Konuşmasında hızlı tren projesine de değinen Kıbrıs, şu ifadelere yer verdi:  “Hızlı tren çok tehlikeli bir proje. İlk ben el attım, yıl 2012 ama  maddi manevi bana zararı oldu, o dönemki siyasette. İlk hızlı treni biz gündeme getirdik. Vekil olan çareyi nerede arıyor, başkent Ankara’da arıyor. Ee ben nerdeyim Ankara da. Şimdi bana soruluyor, Vali Bey’in bilmediği, Belediye Başkanının bilmediği projeyi, sen nereden bileceksin. Ben Ankara’dayım kardeşim, bürokrat arkadaşlarımız var. Ben projeyi aldım, inceledim . Hiç bir vekil, başkan Düzce’yi havadan izledi mi? aşağıdan da toprak yapısını inceledi mi? Biz 3 profesör arkadaş ve Jeoloji Yuksek Mühendisi  arkadaşımla helikoptere binerek havadan inceledik. Helikopterle gezerken, elimizde haritalar var. Düzce’deki durağın olma yeri Gölyaka Saçmalıpınar. Ben Düzceliler için bir projeye bakıyorum ve dönemin milletvekili İbrahim Korkmaz, 'saçmalamasın' dedi. Hızlı tren zaten geçecek Düzce’den, geçmesi önemli değil, ama 350 kilometre hızla geçecek, biz sadece seyredeceğiz. Bizim için önemli olan hızlı trenin, hızlıca Düzce’den geçmesi değil, durması önemli. Bu VİP bir proje, Dünya projesi. Osmanlı’nın Başkenti İstanbul ile Türkiye Cumhuriyeti’nin Başkenti İstanbul’u birleştirecek. Cumhurbaşkanımız tek durak istiyor ve bu durağın Sakarya’da olmasını istiyor. Biz de Düzce olsun dedik. Biz bu konuyu hala destekliyoruz ve bunun takibindeyiz.” 

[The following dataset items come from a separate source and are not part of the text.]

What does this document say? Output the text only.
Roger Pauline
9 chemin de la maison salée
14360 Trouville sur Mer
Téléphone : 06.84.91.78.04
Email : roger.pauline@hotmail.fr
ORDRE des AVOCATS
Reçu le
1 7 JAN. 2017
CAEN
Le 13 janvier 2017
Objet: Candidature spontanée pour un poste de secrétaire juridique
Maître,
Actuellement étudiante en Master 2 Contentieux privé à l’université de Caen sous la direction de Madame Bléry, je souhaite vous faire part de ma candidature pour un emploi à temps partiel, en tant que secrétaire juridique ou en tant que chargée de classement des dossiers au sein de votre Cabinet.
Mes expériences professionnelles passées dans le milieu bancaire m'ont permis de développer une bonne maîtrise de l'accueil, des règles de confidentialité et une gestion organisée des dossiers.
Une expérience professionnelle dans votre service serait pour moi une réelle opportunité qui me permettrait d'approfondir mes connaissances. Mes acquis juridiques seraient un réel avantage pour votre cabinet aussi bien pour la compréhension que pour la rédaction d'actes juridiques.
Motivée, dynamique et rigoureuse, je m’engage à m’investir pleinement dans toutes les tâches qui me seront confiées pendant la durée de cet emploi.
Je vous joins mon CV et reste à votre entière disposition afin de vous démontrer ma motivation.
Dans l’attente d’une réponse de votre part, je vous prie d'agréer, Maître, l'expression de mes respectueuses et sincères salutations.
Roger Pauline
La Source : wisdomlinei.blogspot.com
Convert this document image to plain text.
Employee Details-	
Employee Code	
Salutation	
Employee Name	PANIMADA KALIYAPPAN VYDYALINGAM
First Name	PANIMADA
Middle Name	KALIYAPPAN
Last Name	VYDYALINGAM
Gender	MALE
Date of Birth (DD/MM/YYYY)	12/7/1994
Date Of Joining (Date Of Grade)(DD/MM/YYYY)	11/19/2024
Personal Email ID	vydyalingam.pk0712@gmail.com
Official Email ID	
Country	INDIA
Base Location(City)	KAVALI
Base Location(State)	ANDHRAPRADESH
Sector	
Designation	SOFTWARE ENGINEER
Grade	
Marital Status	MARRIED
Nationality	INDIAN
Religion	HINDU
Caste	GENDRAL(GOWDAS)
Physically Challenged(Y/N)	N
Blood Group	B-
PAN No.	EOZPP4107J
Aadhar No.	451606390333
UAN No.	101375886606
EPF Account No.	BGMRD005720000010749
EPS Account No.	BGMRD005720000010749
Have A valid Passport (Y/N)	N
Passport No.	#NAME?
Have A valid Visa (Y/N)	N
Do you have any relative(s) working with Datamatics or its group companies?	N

“Ben HDP ve PKK hariç bütün partilerle görüşürüm”

Kendisinin CHP Genel Başkanı Kemal Kılıçdaroğlu ile telefonla görüşmesi ile ilgili tepkilere de değinen Kıbrıs,  “Şimdi benim misyonum biliniyor, ben inançlı mütedeyyin insanım. Kemal Kılıçdaroğlu Düzce’den geçiyor, Adalet yürüyüşünde ve Düzce’ye çadır kuruluyor. Bu çadırın önüne  faili meçhul birisi damperle kemre döküyor. Bu nedenle de bazı ulusal basında Düzce’yi ve AK Parti’yi karalayıcı haberler yayınlandı.Üzüldüm. Ben de buna istinaden CHP Genel Merkezini arayarak, Genel Başkanından özür dilemek istediğimi söyledim. Gecenin bir vaktinde telefonum çalıyor, Kemal Kılıçdaroğlu arıyor. Ben kendisinden özür diledim. 'Bu olayı tüm Düzce'ye mal etmeyin,münferit bir olay faili araniyor' dedim. Çiçek gonderdim. Biz misafirperper bir kentiz dedim.  Benim telefonumu kaydetmiş.  Benim geçmişim de belli, neslim de belli. Ben Gazi Üniversitesi’nde okurken, benim hocam Devlet Bahçeli. Devlet Bahçeli’nin dersinden en yüksek notu alan da benim. Sayın Devlet Bahçeli beni tanır, benim hocam. Ben her parti ile HDP hariç, PKK hariç görüşürüm. Diğer bir konu Babam subay, 6 yaşındayım  Diyarbakır'dayız mecburiyetten kürtçe ögrendim. Keşke Lazca, Çerkezce, Gürcüce de bilsem. Bu ve bunun gibi olaylar benim önüme hep engel olarak çıkartıldı. Devlete yakınım, Düzce ile ilgili tüm toplantılara valilerimizce  çağırılırım. Bu nedenle bazıları beni MİT, olarak gösterdi” açıklamalarında bulundu.